MONTREAL -- Many Quebec families are still uncertain about whether they can get medical exemptions so their kids won’t need to attend class in person.

For teachers, it’s the same. With just four days to go until Montreal’s English school system reopens, many teachers are still trying to figure out what their options are.

Matt Wilson of the Pearson Teachers’ Union says he’s seen “maybe 40 or 50 who have at least sought the information” on how to get an exemption.

“Now, whether that means they’re actually following through with HR to seek the exemption, or if they’re finding out what kind of conditions are being accepted” is less clear, he says.

To the broader system, however, every teachers matters this year, given the ongoing teacher shortage—and the fact that it seems set to suddenly get worse.

A lot of teachers are looking at early retirement rather than teaching through a pandemic, said Heidi Yetman of the Quebec Provincial Association of Teachers, which represents teachers in Quebec’s English systems.

“Our offices got a lot of phone calls about retirement and pension,” said Yetman.

“I have a feeling that we’re going to have many, many retirements from teachers that probably would have stayed on for maybe two or three extra years.”

Quebec’s education minister says that as of Aug. 21, the province was short 256 teachers—but he said positions are being filled every day. 

Plans for those exempted at the EMSB, at least for students, are firming up. Spokesman Mike Cohen says that more than 200 students in the system have already asked for medical exemptions, so the board is planning to open a virtual school for them.

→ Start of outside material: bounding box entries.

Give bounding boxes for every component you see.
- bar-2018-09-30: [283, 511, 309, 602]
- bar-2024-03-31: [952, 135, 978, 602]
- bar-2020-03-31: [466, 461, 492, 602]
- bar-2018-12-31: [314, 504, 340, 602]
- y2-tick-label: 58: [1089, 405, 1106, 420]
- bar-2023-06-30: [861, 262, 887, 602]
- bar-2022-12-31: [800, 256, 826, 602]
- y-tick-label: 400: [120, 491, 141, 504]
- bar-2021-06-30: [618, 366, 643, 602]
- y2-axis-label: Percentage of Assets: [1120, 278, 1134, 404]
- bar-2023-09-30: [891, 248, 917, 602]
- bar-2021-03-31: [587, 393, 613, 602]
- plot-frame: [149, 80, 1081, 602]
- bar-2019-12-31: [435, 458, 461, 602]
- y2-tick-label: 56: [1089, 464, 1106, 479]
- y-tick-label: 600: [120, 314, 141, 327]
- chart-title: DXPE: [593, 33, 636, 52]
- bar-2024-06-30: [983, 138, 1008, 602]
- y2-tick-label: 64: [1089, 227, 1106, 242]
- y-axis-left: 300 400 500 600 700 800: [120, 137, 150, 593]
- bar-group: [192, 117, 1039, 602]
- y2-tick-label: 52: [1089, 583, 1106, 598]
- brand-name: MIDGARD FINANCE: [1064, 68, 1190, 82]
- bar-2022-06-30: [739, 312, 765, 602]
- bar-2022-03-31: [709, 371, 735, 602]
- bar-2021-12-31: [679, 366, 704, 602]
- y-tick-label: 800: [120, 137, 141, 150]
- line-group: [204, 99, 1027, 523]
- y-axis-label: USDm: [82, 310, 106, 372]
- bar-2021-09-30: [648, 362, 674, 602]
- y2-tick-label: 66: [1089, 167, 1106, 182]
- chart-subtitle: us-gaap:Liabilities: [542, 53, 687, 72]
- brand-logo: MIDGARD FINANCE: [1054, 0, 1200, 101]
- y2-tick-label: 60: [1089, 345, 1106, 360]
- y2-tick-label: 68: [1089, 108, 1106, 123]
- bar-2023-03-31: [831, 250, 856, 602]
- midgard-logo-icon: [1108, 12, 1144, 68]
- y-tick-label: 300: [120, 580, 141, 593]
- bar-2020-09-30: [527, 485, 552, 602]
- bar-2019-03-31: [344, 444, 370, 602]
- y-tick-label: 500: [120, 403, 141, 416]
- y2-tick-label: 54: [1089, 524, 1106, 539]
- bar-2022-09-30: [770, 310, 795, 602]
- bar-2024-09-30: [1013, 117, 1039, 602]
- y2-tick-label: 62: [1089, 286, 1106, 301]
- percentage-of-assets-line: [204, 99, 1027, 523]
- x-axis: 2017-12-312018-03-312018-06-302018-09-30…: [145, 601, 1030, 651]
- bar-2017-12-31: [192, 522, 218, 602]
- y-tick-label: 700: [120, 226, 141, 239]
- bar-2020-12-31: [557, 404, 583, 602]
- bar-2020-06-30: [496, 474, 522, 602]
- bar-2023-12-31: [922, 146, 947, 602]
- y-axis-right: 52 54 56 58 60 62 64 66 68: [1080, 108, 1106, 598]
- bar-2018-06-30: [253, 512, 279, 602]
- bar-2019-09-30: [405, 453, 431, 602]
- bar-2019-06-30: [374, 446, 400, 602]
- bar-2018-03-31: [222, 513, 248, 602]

“It will be like a regular school, K to 11 with an administration, with staff,” he explained. “Students will get up in the morning and they’ll go to class.”

There are many other questions still unanswered, though, for other staff, especially those who travel between schools.

“Psychologists, they sometimes have six schools that they go to,” said Yetman. “That has to be addressed—we cannot have psychologists running around from school to school.”